The only cautionary note I would make is that I looked back at
the National Service Framework for mental health a few days ago
and in his introduction Frank Dobson said, "... and we are
accompanying this National Service Framework with an extra £700
million over the next three years". In terms of brain injury
services money is not all of the answer, as you have heard from
my colleagues. There are lots of other issues to do with training
and attitude, but money has to be part of the solution. If rehabilitation,
as we know from many people with brain injury, costs £50,000
per person even for half a year's rehabilitation, then the National
Service Framework would have to be accompanied by extra resources.
51. But you have got input into the process
of writing the National Service Framework?
(Mr Curley) Yes, we are leading members of the Neurological
Alliance and we have been invited to be involved in the process.
(Ms Garber) The United Kingdom Acquired Brain Injury
Forum, of which I am part of the Committee, would also want to
be part of that process, clearly, and are beginning some work
on integrated service frameworks.
Dr Brand: We had a debate in Westminster Hall
on neurological services and it was raised that we need more resources.
Mr Amess
52. Just very quickly. I had a friend whose
son was knocked off of a bike in the Strandthis is a good
few years agoand I tried to help the family. He ended up
in Putney Hospital and subsequently died but all the things you
have described I certainly experienced with them. Just to help
us as we prepare the report and recommendations which we hope
the Government of the day will react on. Are you really saying,
all of you, that it is all down to more money or is there something
more simple that we could do to help?
(Mr Curley) I think there have to be more resources.
There are simply not enough beds in dedicated rehabilitation centres
or places within community based rehabilitation teams. I think
it is clear from what my colleagues have said it is also about
training. It is also about access to information. It is also about
this wider concern to respect the patient and respect the carer
and recognise that the carer can be a crucial part of the solution,
a crucial part of the rehabilitation of people rather than an
old fashioned attitude of excluding the carer "please go
out of the room while I talk to the patient". So there is
much more to it than money I think.
(Ms Garber) Yes, I would agree. I think it is stimulating
a push towards training and accreditation and the understanding
of brain injuries as a specific disability.
Mr Austin
53. Just a final one to Mr Curley. In their
evidence the Department of Health talk about getting people to
have functional independence and their Job Retention and Rehabilitation
Pilots. To what extent has Headway been consulted or involved
in that?
(Mr Curley) If this is in connection with the requirement
that every health authority produces a joint investment programme
on welfare to work for disabled people then I am confident that
our local groups in some areas are being involved in that process.

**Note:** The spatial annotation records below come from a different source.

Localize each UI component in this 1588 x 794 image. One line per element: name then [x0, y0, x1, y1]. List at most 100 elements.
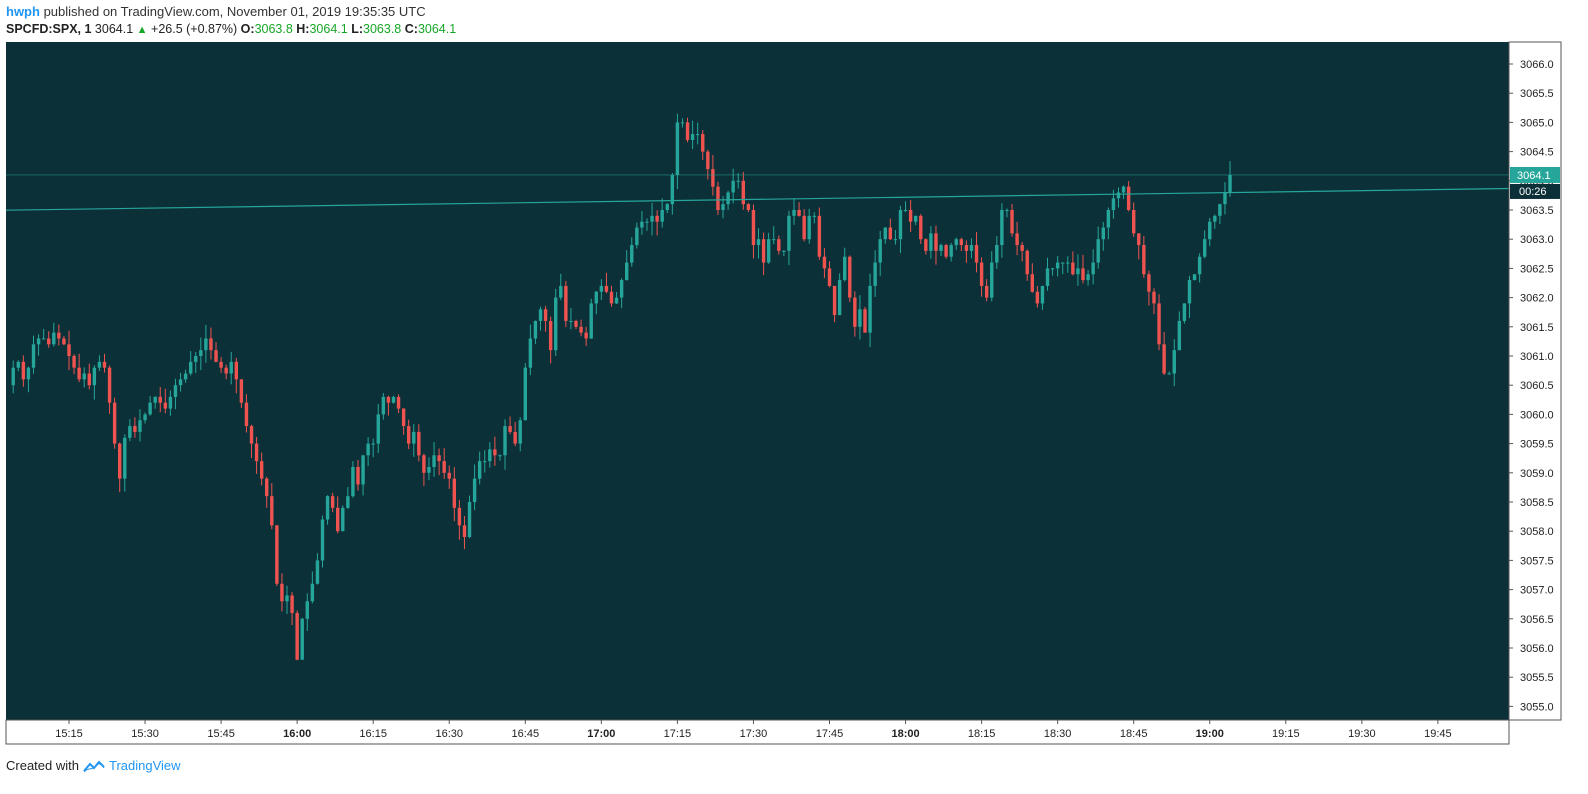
candle-body	[386, 396, 391, 403]
candle-body	[1030, 274, 1034, 292]
candle-body	[112, 402, 117, 444]
candle-body	[249, 426, 254, 444]
up-arrow-icon: ▲	[136, 24, 148, 36]
candle-body	[853, 297, 857, 327]
candle-body	[1132, 210, 1136, 234]
candle-body	[16, 361, 20, 368]
close-label: C:	[404, 22, 418, 36]
time-tick-label: 18:00	[891, 728, 919, 740]
candle-body	[77, 367, 81, 380]
candle-body	[589, 303, 593, 339]
candle-body	[944, 245, 948, 257]
candle-body	[807, 215, 811, 240]
candle-body	[959, 239, 964, 246]
candle-body	[873, 262, 877, 286]
candle-body	[660, 210, 664, 222]
candle-body	[1106, 210, 1111, 228]
candle-body	[1172, 350, 1176, 374]
price-tick-label: 3056.5	[1520, 614, 1554, 626]
candle-body	[766, 239, 771, 263]
candle-body	[777, 239, 781, 251]
price-tick-label: 3062.0	[1520, 293, 1554, 305]
candle-body	[726, 192, 730, 205]
candle-body	[265, 478, 269, 497]
candle-body	[138, 420, 142, 432]
tradingview-brand[interactable]: TradingView	[108, 758, 181, 773]
candle-body	[716, 186, 720, 210]
time-tick-label: 15:30	[131, 728, 159, 740]
trendline[interactable]	[5, 187, 1510, 211]
candle-body	[1000, 210, 1004, 246]
candle-body	[878, 239, 882, 263]
candle-body	[199, 350, 203, 356]
price-tick-label: 3059.0	[1520, 468, 1554, 480]
candle-body	[584, 332, 588, 339]
candle-body	[690, 134, 695, 140]
candle-body	[645, 221, 649, 223]
candle-body	[62, 338, 66, 345]
time-axis[interactable]	[5, 719, 1510, 745]
candle-body	[640, 221, 644, 228]
candle-body	[711, 169, 715, 187]
time-tick-label: 18:45	[1120, 728, 1148, 740]
countdown-box	[1510, 183, 1560, 199]
candle-body	[1015, 233, 1019, 246]
candle-body	[1192, 274, 1197, 281]
candle-body	[1182, 303, 1187, 321]
candle-body	[579, 326, 583, 333]
candle-body	[239, 379, 244, 403]
candle-body	[1142, 245, 1146, 275]
candle-body	[341, 507, 345, 532]
candlestick-chart[interactable]: 3066.03065.53065.03064.53064.03063.53063…	[0, 40, 1588, 752]
candle-body	[1010, 210, 1014, 234]
candle-body	[315, 560, 320, 584]
candle-body	[41, 338, 46, 340]
candle-body	[619, 280, 624, 298]
candle-body	[827, 268, 832, 286]
price-tick-label: 3065.0	[1520, 117, 1554, 129]
tradingview-logo-icon[interactable]	[83, 759, 105, 773]
close-value: 3064.1	[417, 22, 457, 36]
candle-body	[295, 612, 299, 660]
time-tick-label: 16:00	[283, 728, 311, 740]
candle-body	[990, 262, 994, 298]
candle-body	[741, 180, 746, 205]
candle-body	[523, 367, 527, 421]
price-tick-label: 3058.0	[1520, 526, 1554, 538]
price-tick-label: 3055.0	[1520, 701, 1554, 713]
time-tick-label: 17:45	[816, 728, 844, 740]
candle-body	[376, 414, 380, 444]
candle-body	[1202, 239, 1207, 257]
author-link[interactable]: hwph	[6, 4, 40, 19]
time-tick-label: 19:00	[1196, 728, 1224, 740]
candle-body	[761, 239, 766, 263]
candles-layer	[11, 113, 1232, 661]
candle-body	[903, 210, 908, 211]
candle-body	[1025, 250, 1029, 275]
candle-body	[275, 525, 279, 584]
open-value: 3063.8	[254, 22, 293, 36]
time-tick-label: 15:15	[55, 728, 83, 740]
candle-body	[665, 204, 669, 210]
candle-body	[609, 291, 614, 304]
price-tick-label: 3064.5	[1520, 147, 1554, 159]
candle-body	[452, 478, 457, 508]
price-tick-label: 3060.5	[1520, 380, 1554, 392]
candle-body	[883, 227, 887, 240]
candle-body	[569, 320, 573, 322]
candle-body	[543, 309, 548, 321]
publish-info: published on TradingView.com, November 0…	[43, 4, 426, 19]
candle-body	[670, 174, 675, 205]
candle-body	[1177, 320, 1182, 351]
price-axis[interactable]	[1508, 41, 1562, 721]
symbol-label[interactable]: SPCFD:SPX, 1	[6, 22, 92, 36]
candle-body	[995, 245, 999, 263]
candle-body	[913, 215, 918, 222]
candle-body	[792, 210, 796, 216]
last-price: 3064.1	[94, 22, 134, 36]
candle-body	[1081, 268, 1085, 281]
time-tick-label: 18:15	[968, 728, 996, 740]
candle-body	[396, 396, 401, 409]
candle-body	[330, 496, 335, 508]
time-tick-label: 16:45	[512, 728, 540, 740]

In terms of our UK wide operation we have not been involved in
that.
Chairman: If there are no further points can
I thank our witnesses for their co-operation. I think Mr Curley
and Ms Garber would have no objection to me particularly thanking
Mr Wheeler and Mrs Hicks for coming along and sharing with the
Committee your own personal situations. It has been most helpful.
If there are issues you think we have missed or you wish to expand
upon which we have not had time for, please feel free to write
to us. If you wish to stay for the rest of the session we will
be very pleased to see you. Thank you very much.